There are definitely gains to be made from increasing the number of actively engaged employees on your payroll. Just look at Zappos® or the Virgin Group® for examples of what a culture of team spirit does for innovation and growth. In fact, take it from Sir Richard Branson himself. He says, “People are the lifeblood of any company; they need to be looked after and celebrated every now and then.”
Creating a culture of team spirit takes time and effort, but it can lead to big gains as you realize the increased productivity and creativity of an actively engaged workforce. Here are some tips to get you started:
Find out how engaged your people are.
- Consider conducting your own internal survey. Ask your employees the same twelve questions that the Gallup organization used in its global study and report of employee engagement. Share your results with employees to keep the conversation about engagement going. Give them something to remind them about it, like an aluminum bottle/can opener to symbolize the need to be open. Or a pocket aluminum LED flashlight to represent the need to illuminate the things that cause disengagement. Imprint a key statistic or result on them so it keeps employees thinking about building engagement.
- Sponsor a Clifton StrengthsFinder® test to identify each employee’s natural abilities. Part of increasing employee engagement is giving them the opportunity to do what they do best, which energizes them and increases their happiness. Consider giving everyone a silicone performance bracelet with his or her own top strength imprinted on it. Encourage employees to pay attention to their colleagues’ respective strengths and look for opportunities to leverage them as a team. Working to their strengths will increase employee engagement, and ultimately make implementing team spirit a whole lot easier.
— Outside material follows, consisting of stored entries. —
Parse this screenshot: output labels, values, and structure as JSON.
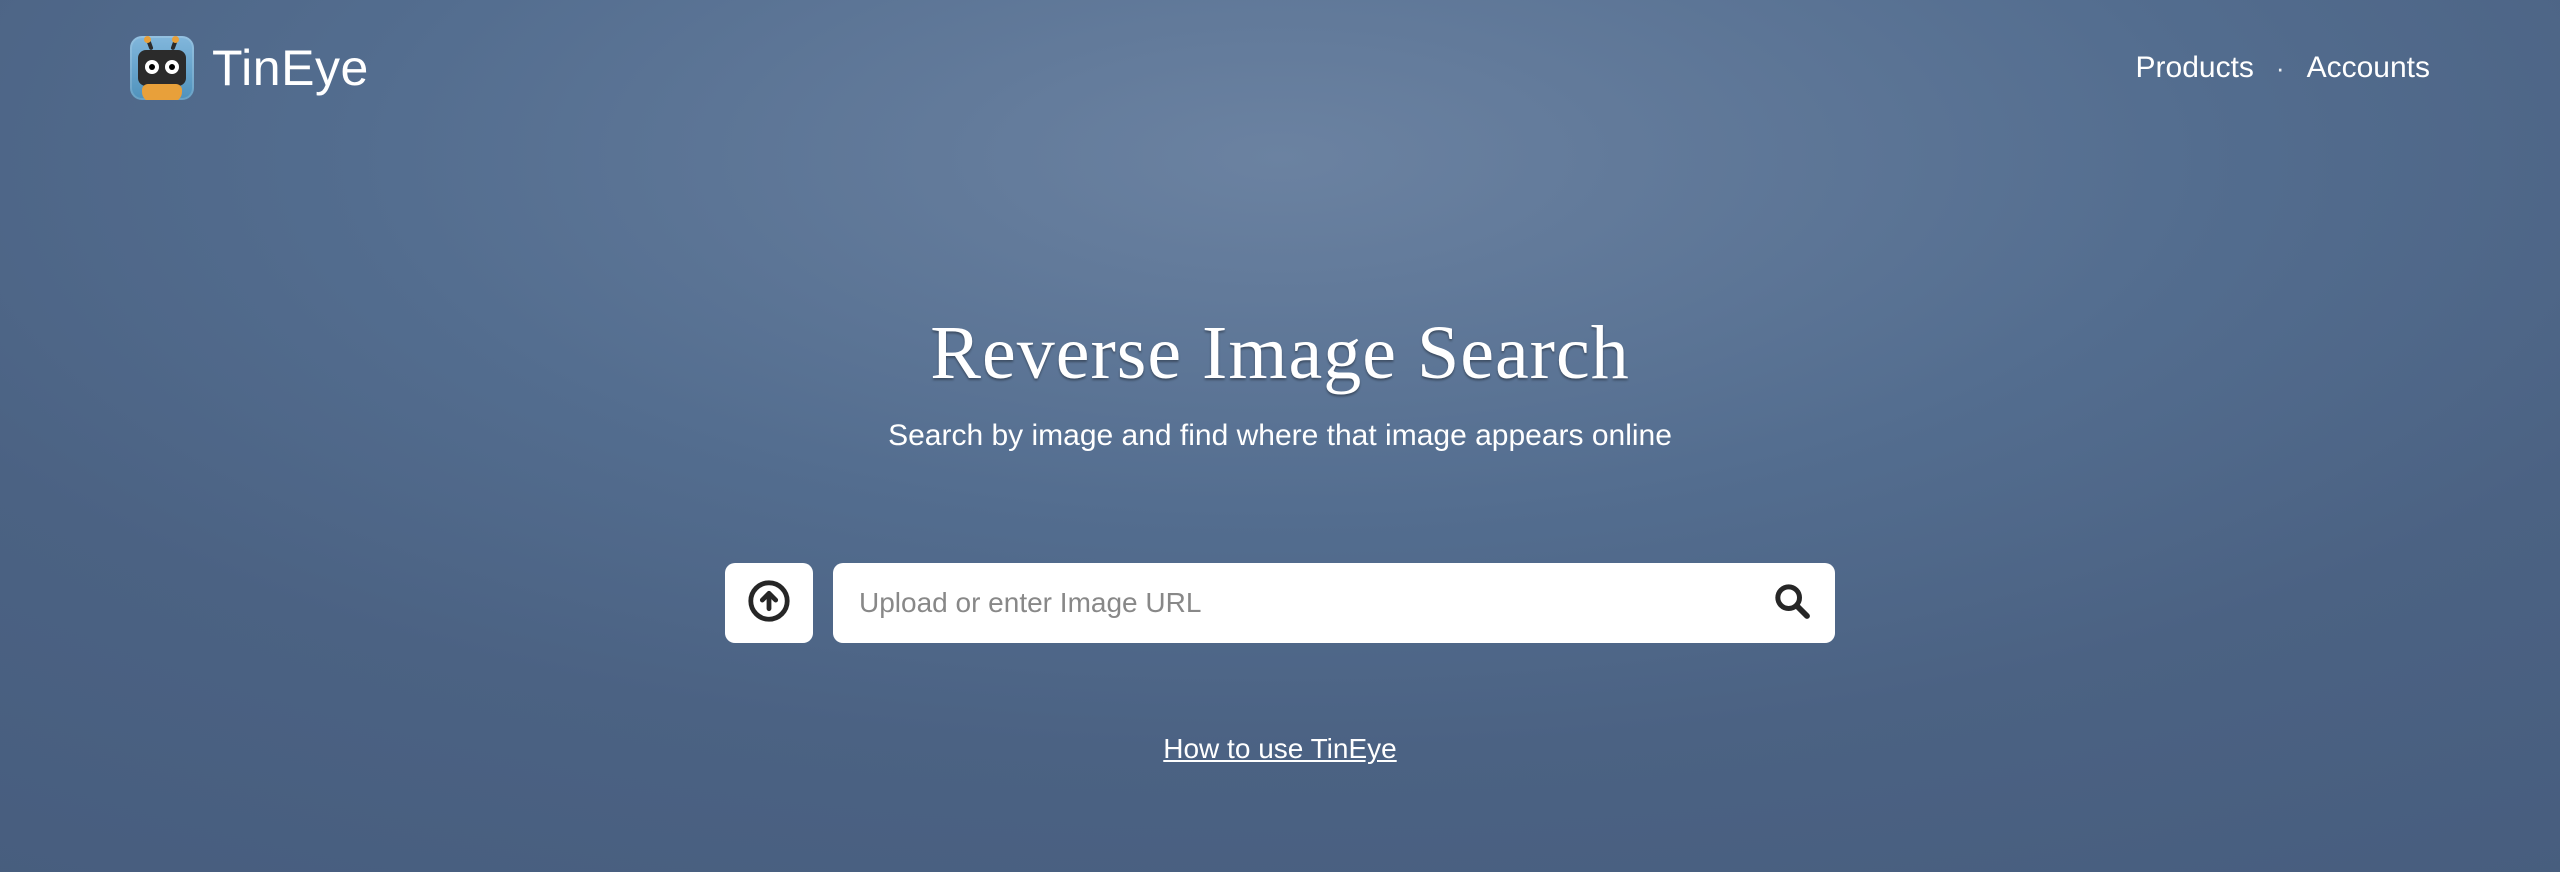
{
  "brand": {
    "name": "TinEye"
  },
  "nav": {
    "products": "Products",
    "accounts": "Accounts",
    "separator": "·"
  },
  "hero": {
    "title": "Reverse Image Search",
    "subtitle": "Search by image and find where that image appears online"
  },
  "search": {
    "placeholder": "Upload or enter Image URL",
    "value": ""
  },
  "help": {
    "label": "How to use TinEye"
  },
  "icons": {
    "logo": "tineye-robot-icon",
    "upload": "upload-arrow-circle-icon",
    "search": "magnifier-icon"
  }
}
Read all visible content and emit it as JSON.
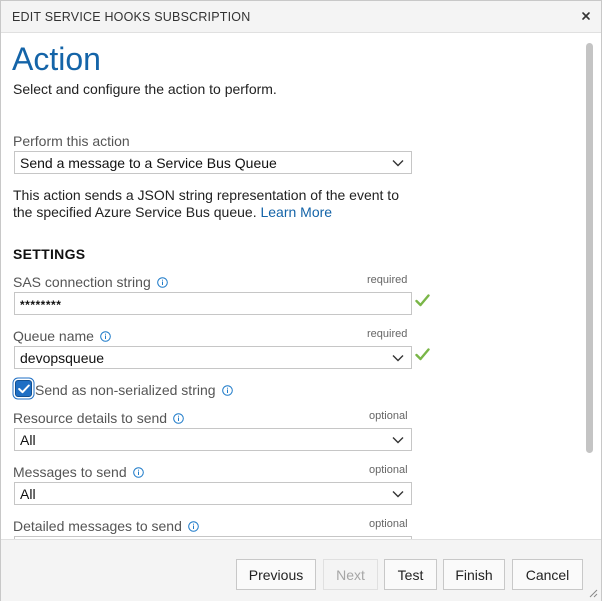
{
  "dialog": {
    "title": "EDIT SERVICE HOOKS SUBSCRIPTION"
  },
  "page": {
    "heading": "Action",
    "subheading": "Select and configure the action to perform."
  },
  "action": {
    "label": "Perform this action",
    "value": "Send a message to a Service Bus Queue",
    "description": "This action sends a JSON string representation of the event to the specified Azure Service Bus queue.",
    "learn_more": "Learn More"
  },
  "settings": {
    "title": "SETTINGS",
    "sas": {
      "label": "SAS connection string",
      "requirement": "required",
      "value": "********"
    },
    "queue": {
      "label": "Queue name",
      "requirement": "required",
      "value": "devopsqueue"
    },
    "non_serialized": {
      "label": "Send as non-serialized string",
      "checked": true
    },
    "resource_details": {
      "label": "Resource details to send",
      "requirement": "optional",
      "value": "All"
    },
    "messages": {
      "label": "Messages to send",
      "requirement": "optional",
      "value": "All"
    },
    "detailed_messages": {
      "label": "Detailed messages to send",
      "requirement": "optional"
    }
  },
  "footer": {
    "previous": "Previous",
    "next": "Next",
    "test": "Test",
    "finish": "Finish",
    "cancel": "Cancel"
  },
  "colors": {
    "accent": "#1464a8",
    "checkbox": "#1f6fc4",
    "success": "#7ab648"
  }
}
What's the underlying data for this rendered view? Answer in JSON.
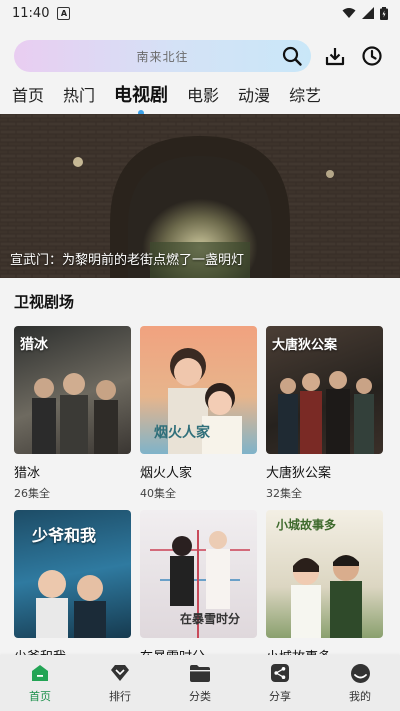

Now it’s time for some fireworks. Seriously.
- You’ve done the hard work of measuring employee engagement. You’ve shared the results with everyone, and you have them focused on boosting engagement and leveraging employee strengths. Now it’s time to ignite some real team spirit by giving your organization a shared purpose, like a clear mission statement, to passionately pursue together. Focus their energy with a real William Wallace-style rallying cry. People need to believe that what you’re doing together matters. Take a look at examples from Patagonia® and Zappos® or read our Blue Paper® on team spirit for ideas on how to spread the word and garner internal support. Purpose makes all the difference.
- Once you have your rallying cry, put it EVERYWHERE. (We put that last word in all caps to communicate that we were totally shouting that last part.) Put your rallying cry in places that give employees an opportunity to share it among themselves, but also with customers and vendors. This is your raison d’être after all. Replace the bottled water in your office with custom-labeled versions that promote your rallying cry so when you offer visitors a beverage, you have an opportunity to share your purpose. Replace all the Post-it® Notes in the office with it as well as a reminder every day.
Team spirit, and the purpose that it brings to an organization, can deliver very solid results of increased productivity and creativity. See what your employees are really capable of. Give them something beyond a paycheck to motivate them to help you change the world!
Coffman, Curt. “The High Cost of Disengaged Employees.” Interview by Barb Sanford. The High Cost of Disengaged Employees. Gallup, Inc., n.d. Web. 14 Feb. 2013.
Gallup, Inc. The State of the Global Workplace: A Worldwide Study of Employee Engagement and Wellbeing. Publication. Washington, D.C.: Gallup, 2010. Print.
Branson, Richard. “Richard Branson: People Power — the Engine of Any Business.” Entrepreneur Media, Inc., 29 Sept. 2010. Web. 19 Feb. 2013.